USA Network Boss: New Graceland Drama 'Has Some Real Grittiness,' But Isn't Too Dark for Us

USA's Graceland: Will You Pay a Return Visit?

A new trailer for Graceland — which suggests that USA Network’s new summer series is an “overcast sky show” amid the cabler’s many “blue sky” offerings — does “a really good job of capturing the tone,” series creator Jeff Eastin said Monday at the Television Critics Association’s winter press tour in Pasadena. But is that tone in keeping with the USA brand?

Eastin first gave USA Network White Collar, which revolves around an FBI agent and the world-class con man who assists him. Graceland, meanwhile, concerns a beach house that serves as home base — and home– to an “all-star team” of agents from the FBI, DEA and U.S. Customs.
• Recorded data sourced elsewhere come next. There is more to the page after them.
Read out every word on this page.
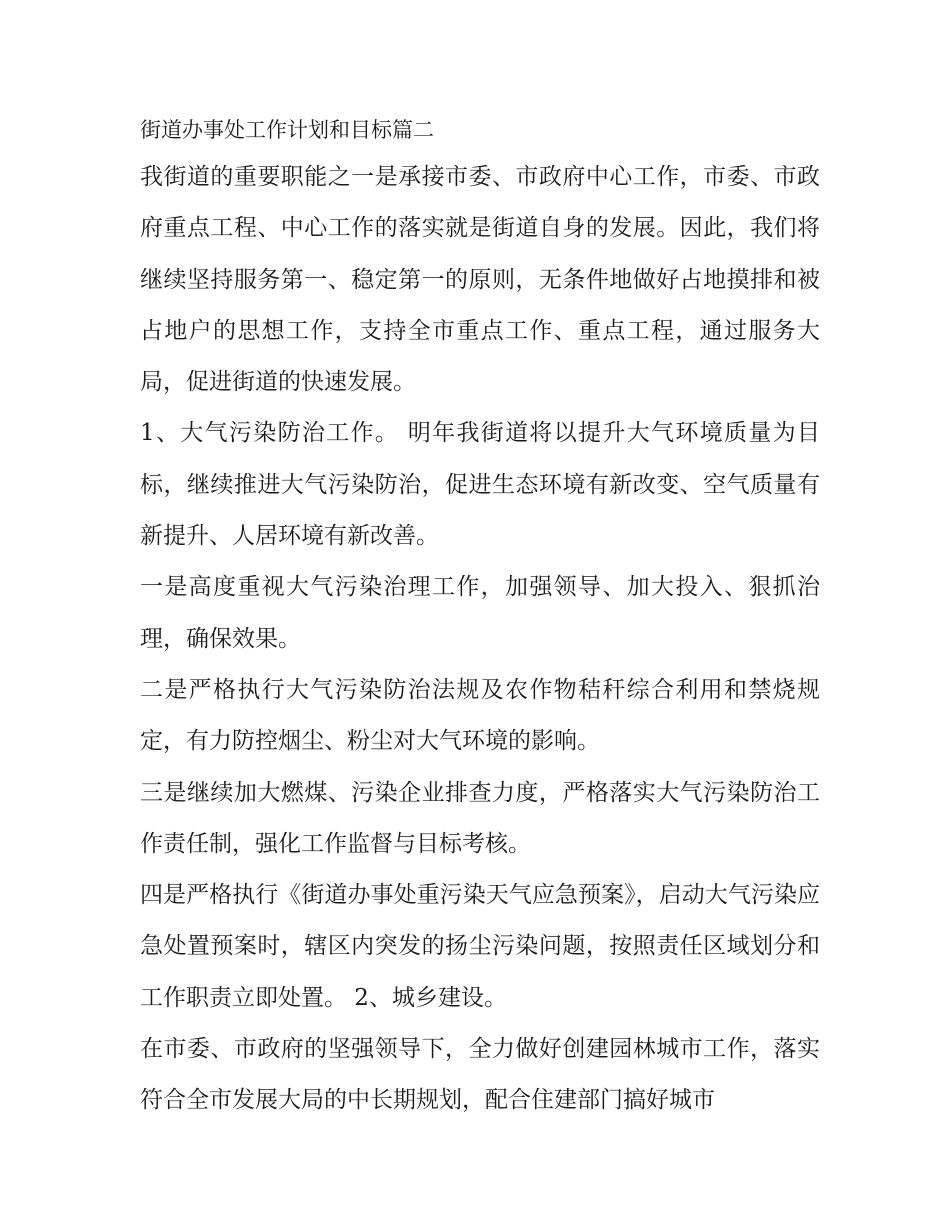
街道办事处工作计划和目标篇二

我街道的重要职能之一是承接市委、市政府中心工作，市委、市政府重点工程、中心工作的落实就是街道自身的发展。因此，我们将继续坚持服务第一、稳定第一的原则，无条件地做好占地摸排和被占地户的思想工作，支持全市重点工作、重点工程，通过服务大局，促进街道的快速发展。

1、大气污染防治工作。 明年我街道将以提升大气环境质量为目标，继续推进大气污染防治，促进生态环境有新改变、空气质量有新提升、人居环境有新改善。

一是高度重视大气污染治理工作，加强领导、加大投入、狠抓治理，确保效果。

二是严格执行大气污染防治法规及农作物秸秆综合利用和禁烧规定，有力防控烟尘、粉尘对大气环境的影响。

三是继续加大燃煤、污染企业排查力度，严格落实大气污染防治工作责任制，强化工作监督与目标考核。

四是严格执行《街道办事处重污染天气应急预案》，启动大气污染应急处置预案时，辖区内突发的扬尘污染问题，按照责任区域划分和工作职责立即处置。 2、城乡建设。

在市委、市政府的坚强领导下，全力做好创建园林城市工作，落实符合全市发展大局的中长期规划，配合住建部门搞好城市
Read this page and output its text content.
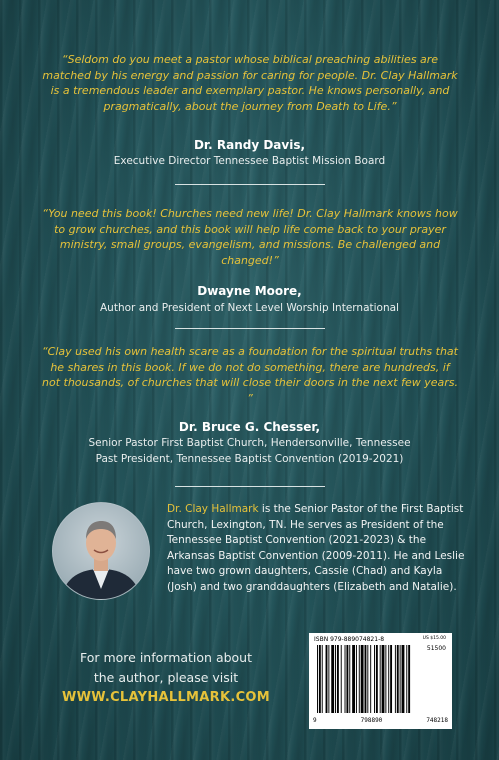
“Seldom do you meet a pastor whose biblical preaching abilities are matched by his energy and passion for caring for people. Dr. Clay Hallmark is a tremendous leader and exemplary pastor. He knows personally, and pragmatically, about the journey from Death to Life.”

Dr. Randy Davis,

Executive Director Tennessee Baptist Mission Board

“You need this book! Churches need new life! Dr. Clay Hallmark knows how to grow churches, and this book will help life come back to your prayer ministry, small groups, evangelism, and missions. Be challenged and changed!”

Dwayne Moore,

Author and President of Next Level Worship International

“Clay used his own health scare as a foundation for the spiritual truths that he shares in this book. If we do not do something, there are hundreds, if not thousands, of churches that will close their doors in the next few years. ”

Dr. Bruce G. Chesser,

Senior Pastor First Baptist Church, Hendersonville, Tennessee

Past President, Tennessee Baptist Convention (2019-2021)

Dr. Clay Hallmark is the Senior Pastor of the First Baptist Church, Lexington, TN. He serves as President of the Tennessee Baptist Convention (2021-2023) & the Arkansas Baptist Convention (2009-2011). He and Leslie have two grown daughters, Cassie (Chad) and Kayla (Josh) and two granddaughters (Elizabeth and Natalie).

For more information about
the author, please visit

WWW.CLAYHALLMARK.COM

ISBN 979-889074821-8	US $15.00
51500
9	798890	748218
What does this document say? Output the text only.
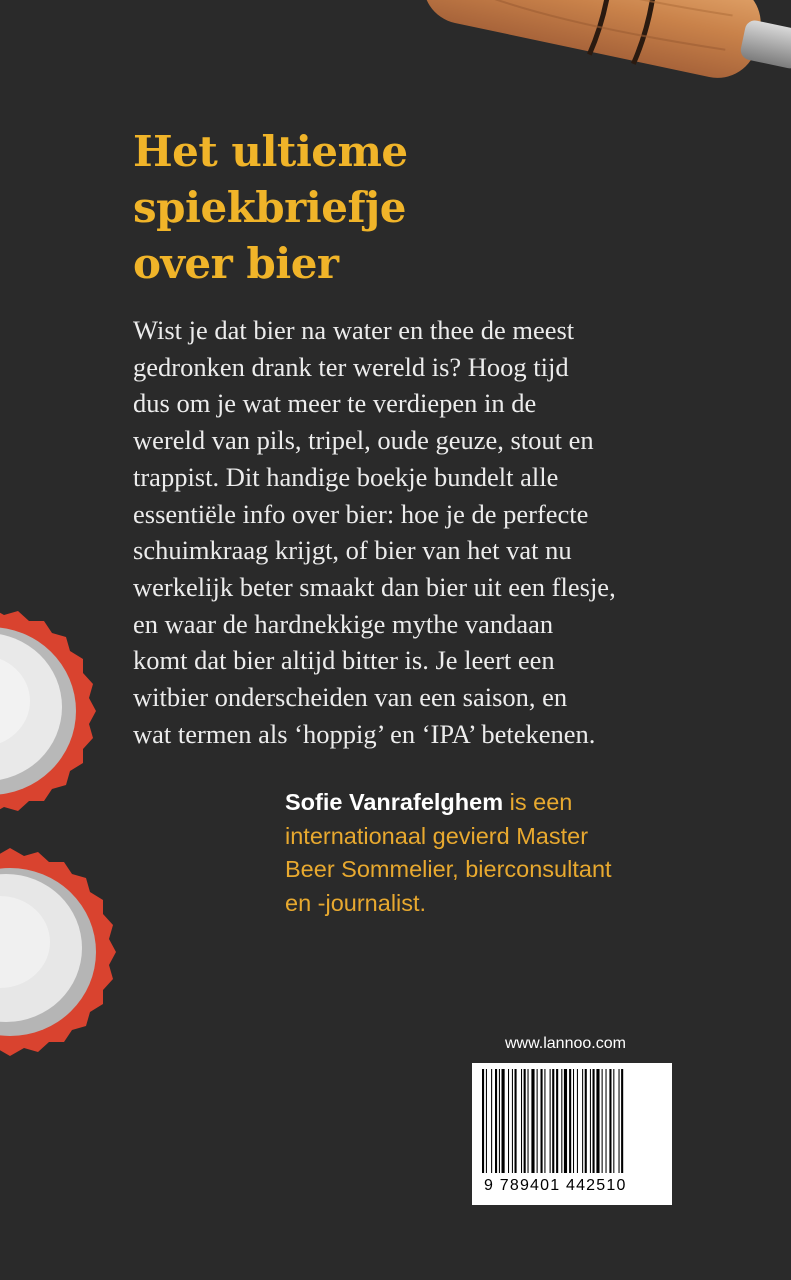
Het ultieme
spiekbriefje
over bier

Wist je dat bier na water en thee de meest
gedronken drank ter wereld is? Hoog tijd
dus om je wat meer te verdiepen in de
wereld van pils, tripel, oude geuze, stout en
trappist. Dit handige boekje bundelt alle
essentiële info over bier: hoe je de perfecte
schuimkraag krijgt, of bier van het vat nu
werkelijk beter smaakt dan bier uit een flesje,
en waar de hardnekkige mythe vandaan
komt dat bier altijd bitter is. Je leert een
witbier onderscheiden van een saison, en
wat termen als ‘hoppig’ en ‘IPA’ betekenen.

Sofie Vanrafelghem is een
internationaal gevierd Master
Beer Sommelier, bierconsultant
en -journalist.

www.lannoo.com
9 789401 442510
But despite its seemingly sunnier, Southern California setting, the new drama is perhaps USA’s darkest fare to date.

“It is a dark show, but I consider it a more reality-based show” compared to White Collar, Eastin said. “This one we try to make as real as possible.

“What I’m really proud of it’s that its not just a dark show, but it’s a pretty funny show,” Eastin added. “But instead of the laughs coming out of jokes, it comes out the reality of what it is” — as assembly of disparate types and personalities living under one roof.
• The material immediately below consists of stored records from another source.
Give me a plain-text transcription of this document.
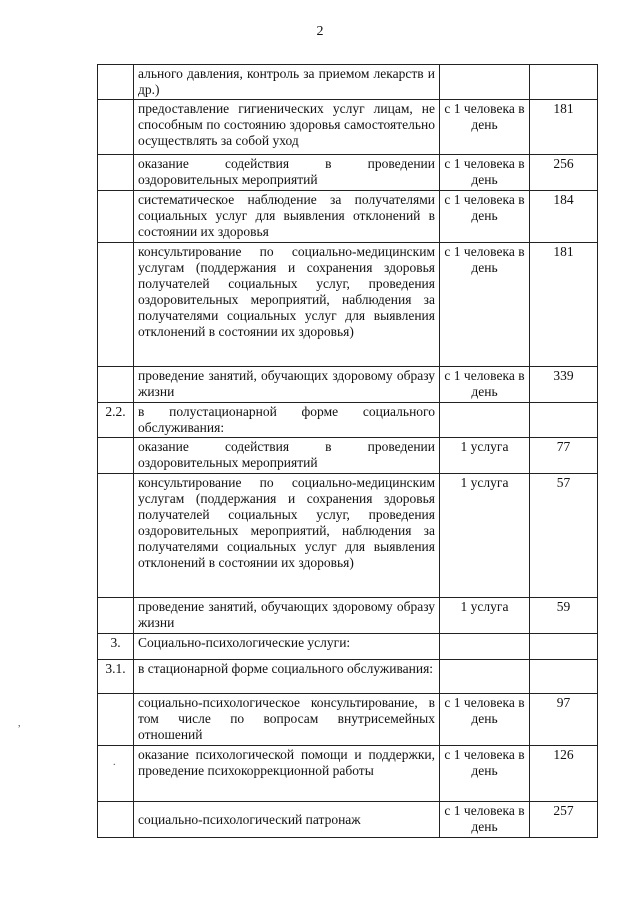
2
	ального давления, контроль за приемом лекарств и др.)		
	предоставление гигиенических услуг лицам, не способным по состоянию здоровья самостоятельно осуществлять за собой уход	с 1 человека в день	181
	оказание содействия в проведении оздоровительных мероприятий	с 1 человека в день	256
	систематическое наблюдение за получателями социальных услуг для выявления отклонений в состоянии их здоровья	с 1 человека в день	184
	консультирование по социально-медицинским услугам (поддержания и сохранения здоровья получателей социальных услуг, проведения оздоровительных мероприятий, наблюдения за получателями социальных услуг для выявления отклонений в состоянии их здоровья)	с 1 человека в день	181
	проведение занятий, обучающих здоровому образу жизни	с 1 человека в день	339
2.2.	в полустационарной форме социального обслуживания:		
	оказание содействия в проведении оздоровительных мероприятий	1 услуга	77
	консультирование по социально-медицинским услугам (поддержания и сохранения здоровья получателей социальных услуг, проведения оздоровительных мероприятий, наблюдения за получателями социальных услуг для выявления отклонений в состоянии их здоровья)	1 услуга	57
	проведение занятий, обучающих здоровому образу жизни	1 услуга	59
3.	Социально-психологические услуги:		
3.1.	в стационарной форме социального обслуживания:		
	социально-психологическое консультирование, в том числе по вопросам внутрисемейных отношений	с 1 человека в день	97
	оказание психологической помощи и поддержки, проведение психокоррекционной работы	с 1 человека в день	126
	социально-психологический патронаж	с 1 человека в день	257
,
.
“It’s not typical television storytelling,” said Aaron Tveit, who plays the titular house’s new arrival, a rising star FBI agent. Castmate Vanessa Ferlito echoed that point, saying that whereas the likes of CSI: NY (where she once hung her hat) are “about the crime, this is about our characters, our life together. It’s very different, very unique.”

Daniel Sunjata (Rescue Me), Brandon Jay McLaren (The Killing), Manny Montana (Chicago Code) and Serinda Swan (Breakout Kings) round out the ensemble of roommates.
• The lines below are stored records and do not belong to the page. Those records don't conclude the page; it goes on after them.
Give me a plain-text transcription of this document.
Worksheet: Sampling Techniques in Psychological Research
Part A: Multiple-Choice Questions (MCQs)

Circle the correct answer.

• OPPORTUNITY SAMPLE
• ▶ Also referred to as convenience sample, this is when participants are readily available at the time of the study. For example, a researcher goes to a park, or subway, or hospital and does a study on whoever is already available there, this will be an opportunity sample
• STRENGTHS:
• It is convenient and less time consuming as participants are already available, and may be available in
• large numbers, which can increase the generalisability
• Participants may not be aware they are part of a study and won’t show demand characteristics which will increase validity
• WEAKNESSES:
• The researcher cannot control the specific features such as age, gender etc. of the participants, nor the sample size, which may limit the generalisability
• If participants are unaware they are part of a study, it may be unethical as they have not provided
Is Eastin’s latest too different for the USA brand? Speaking with TVLine, network co-president Jeff Wachtel contended that Political Animals last year dipped its toe into “some pretty dark places.” And just as that show enjoyed the gloss of its D.C. setting, Graceland “has the warmth and the vulnerability” of its beach house environs.

“If we were only going after drug dealers and the Russian mob, then [Graceland] would be purely a dark show and maybe out of our comfort zone,” Wachtel continued. “But one of the things we always look for is … a place for characters to live and thrive, and that means a place that has something aspirational to it, where people are trying to make a difference. So while it has some real grittiness to it, [the agents] come home and make sauce…. They live together.”

Graceland premieres this summer; TVLine will share the aforementioned new trailer as soon as it becomes available.